Bruce Silverstein Gallery is pleased to announce the second exhibition of works by installation artist Zoe Strauss. America: We Love Having You Here features works from the artist's recent travels throughout the United States and is accompanied by her first monograph (AMERICA, AMMO Books, 2008).
Strauss' transparency has been an indispensable element of her process since the public installations she built inside her home in 1997. Shortly thereafter, Strauss began a ten-year annual project entitled 'I-95' displaying photographs under a section of the I-95 highway overpass in Philadelphia. All of Strauss's exhibitions, including 'I-95', involve extensive awareness of and communication with her audience. Over the years, Strauss has maintained a blog, disclosing the subtleties of her art-making practices—airing choices about subject matter, composition, and printing process. More recently, she shared anguish over the sequencing of images in AMERICA, and consequently the censoring of two of those images while on press in China.

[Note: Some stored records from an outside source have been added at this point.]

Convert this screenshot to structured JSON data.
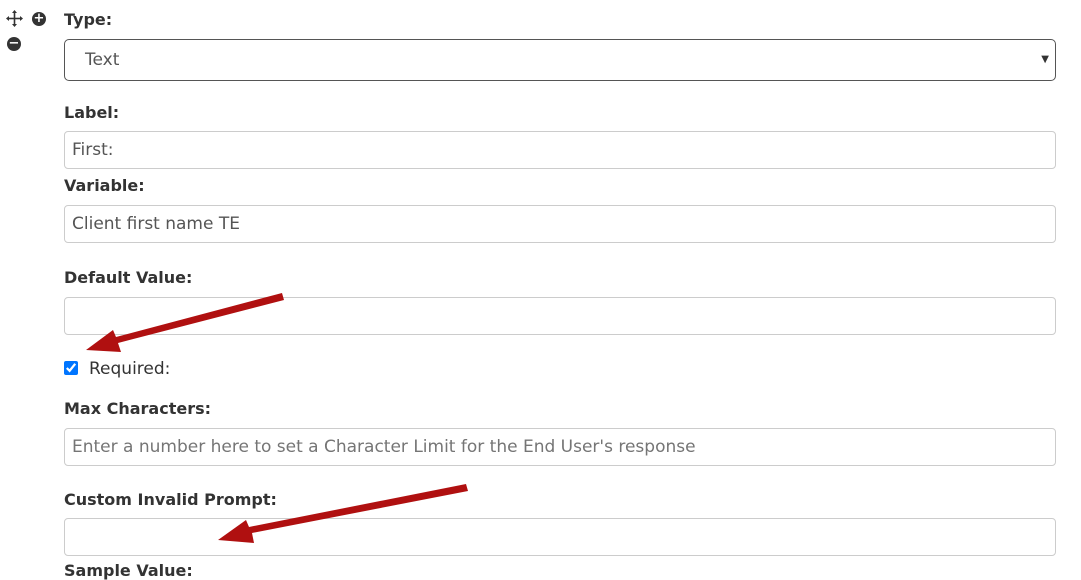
{
  "icons": {
    "move": "move-arrows-icon",
    "add": "plus-circle-icon",
    "remove": "minus-circle-icon"
  },
  "type": {
    "label": "Type:",
    "value": "Text"
  },
  "label_field": {
    "label": "Label:",
    "value": "First:"
  },
  "variable": {
    "label": "Variable:",
    "value": "Client first name TE"
  },
  "default_value": {
    "label": "Default Value:",
    "value": ""
  },
  "required": {
    "label": "Required:",
    "checked": true
  },
  "max_characters": {
    "label": "Max Characters:",
    "placeholder": "Enter a number here to set a Character Limit for the End User's response"
  },
  "custom_invalid_prompt": {
    "label": "Custom Invalid Prompt:",
    "value": ""
  },
  "sample_value": {
    "label": "Sample Value:"
  },
  "annotation_color": "#b01010"
}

By making public the details of an otherwise private practice of producing art, Strauss asserts her working method for public consideration, allowing the audience to see the way the work is made as a fundamental component to its understanding. By maintaining total transparency in her process, her work, and even the production of her exhibitions, Zoe Strauss not only reveals her every musing and tendency, she offers the viewer a deeply personal understanding of her process as an artist - integral to the comprehension of her work.
In America: We Love Having You Here, Strauss continues to work in multi-layered installations. Framed photographs are placed intimately on the walls and wallpaper size murals anchor the main gallery. Conjuring the intimacy of her blog, Strauss has set up the front gallery as a living room—works are arranged salon style like family photos. A ‘Works in Progress’ slideshow is presented in the third gallery.
Strauss’ choice in subject matter reveals much about her life and work as an artist as well. Having gotten her start photographing the same neighborhood in which she lives, Strauss has consistently “shot what she knows” and has maintained an extremely personable approach to her subjects. From her earliest works on, Strauss has concentrated on the overlooked in America. Whether its overlooked citizens, environments, or the objects therein, Strauss has aimed her lens at those things we cannot or choose not to see. In her latest project, Strauss has taken her camera on the road in an attempt to create an apt portrait of the United States.
Zoe Strauss was featured in the 2006 Whitney Biennial. She received the 2007 USA Gund Fellow for Visual Arts, and her work was included in this year's Women to Watch exhibition at the National Museum for Women in the Arts in Washington, DC.